There is gulf between what consumers now expect online and what most airlines can offer, according to former British Airways boss Alex Cruz, who blamed the ageing technology systems most carriers operate.

Cruz joined fellow airline chiefs at the World Aviation Festival in London in criticising carriers’ failure to utilise most of the passenger data they accumulate.

He argued: “All our customers have become more digitally savvy during the pandemic. [But] there is a complete misalignment between what customers expect online and what airlines can offer.

“The newest systems airlines operate are 16-17 years old.”

Microsoft global leader for travel and transportation Julie Shainock agreed, saying: “Airlines have information [about passengers] but not enough to deliver insight and hyper personalisation.”

She noted: “It takes time to move off legacy systems. There is only one GDS [global distribution system] that is completely off legacy systems. Digital eco-systems allow you to share a lot of data.

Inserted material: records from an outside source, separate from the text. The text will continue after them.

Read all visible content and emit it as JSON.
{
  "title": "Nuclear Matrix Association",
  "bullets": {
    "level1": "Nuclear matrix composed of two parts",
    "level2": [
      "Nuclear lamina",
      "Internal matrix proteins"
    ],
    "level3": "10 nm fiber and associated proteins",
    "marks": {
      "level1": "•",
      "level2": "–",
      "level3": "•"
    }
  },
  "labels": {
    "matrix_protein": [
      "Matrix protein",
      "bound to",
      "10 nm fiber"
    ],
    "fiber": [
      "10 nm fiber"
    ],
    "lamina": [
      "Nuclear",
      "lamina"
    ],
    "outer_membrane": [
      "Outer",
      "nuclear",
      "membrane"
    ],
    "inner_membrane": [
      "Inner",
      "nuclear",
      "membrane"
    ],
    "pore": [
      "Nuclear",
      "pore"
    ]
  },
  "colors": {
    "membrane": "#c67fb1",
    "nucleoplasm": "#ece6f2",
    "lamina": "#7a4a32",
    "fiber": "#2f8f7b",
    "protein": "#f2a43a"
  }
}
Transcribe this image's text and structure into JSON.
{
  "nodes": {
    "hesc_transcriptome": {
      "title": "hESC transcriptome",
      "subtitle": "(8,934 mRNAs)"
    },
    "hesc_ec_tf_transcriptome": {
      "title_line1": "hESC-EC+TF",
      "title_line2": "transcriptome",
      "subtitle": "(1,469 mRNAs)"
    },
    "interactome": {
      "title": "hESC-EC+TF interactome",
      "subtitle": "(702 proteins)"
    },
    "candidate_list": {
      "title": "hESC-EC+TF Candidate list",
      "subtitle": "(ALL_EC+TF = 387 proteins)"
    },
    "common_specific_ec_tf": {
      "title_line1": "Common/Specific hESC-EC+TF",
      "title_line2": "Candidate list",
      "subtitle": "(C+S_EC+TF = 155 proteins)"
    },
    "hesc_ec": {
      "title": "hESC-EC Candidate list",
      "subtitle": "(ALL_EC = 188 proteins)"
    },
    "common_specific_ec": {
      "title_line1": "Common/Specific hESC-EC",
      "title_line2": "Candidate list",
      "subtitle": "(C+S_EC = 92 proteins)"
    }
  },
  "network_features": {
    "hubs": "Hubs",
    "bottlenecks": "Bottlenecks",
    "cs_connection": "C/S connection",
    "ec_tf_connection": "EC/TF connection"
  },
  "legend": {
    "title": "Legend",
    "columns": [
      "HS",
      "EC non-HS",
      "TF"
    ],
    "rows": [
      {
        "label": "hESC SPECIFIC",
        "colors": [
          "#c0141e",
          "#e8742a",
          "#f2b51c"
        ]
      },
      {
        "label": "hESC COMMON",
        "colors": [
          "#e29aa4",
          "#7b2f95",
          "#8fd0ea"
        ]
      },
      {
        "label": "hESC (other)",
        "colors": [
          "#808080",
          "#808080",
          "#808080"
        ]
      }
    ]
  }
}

In future, you’re going to [have to] move to digital eco-systems.”

Virgin Atlantic chief executive Shai Weiss conceded: “We’re trying to replace our legacy technology. But we are nowhere near offering a personalised fare.”

However, Weiss added: “Why are tech companies not interested in buying airlines? The total market capitalisation of US airlines is about $100 billion. It’s not interesting to any of these [big tech] players. Also there is the health and safety aspect to what we do.”

Martin Gauss, chief executive of Air Baltic, agreed saying: “We have exclusivity when we have the passenger aboard and we are not using it. We have the passenger for hours. There is huge potential. But we are busy with other things and we have the safety issue.”

EasyJet chief executive Johan Lundgren insisted: “We’re in far better shape digitally than we were going into the pandemic.

“But if you depend on legacy technology for today’s revenue it’s always going to make you wait. Instead of big projects, you need to break it [technology development] down into quick wins and be able to add things and remove things.”

He noted: “We have around one billion data points on a return flight. I wish we were using 30% to 40% of that. It’s a massive opportunity.

“But if you start at the front end and not at the back [with] a data management system, you won’t get very far.”

Cruz said: “The main reason the main tech providers don’t make inroads in aviation is aviation leaders don’t ask them to. But we might get to a point where we have to react.”

He warned: “One of the big players will come along and say ‘There is an opportunity here’. Imagine if Amazon started to sell airline tickets in a serious way. Then something would happen.”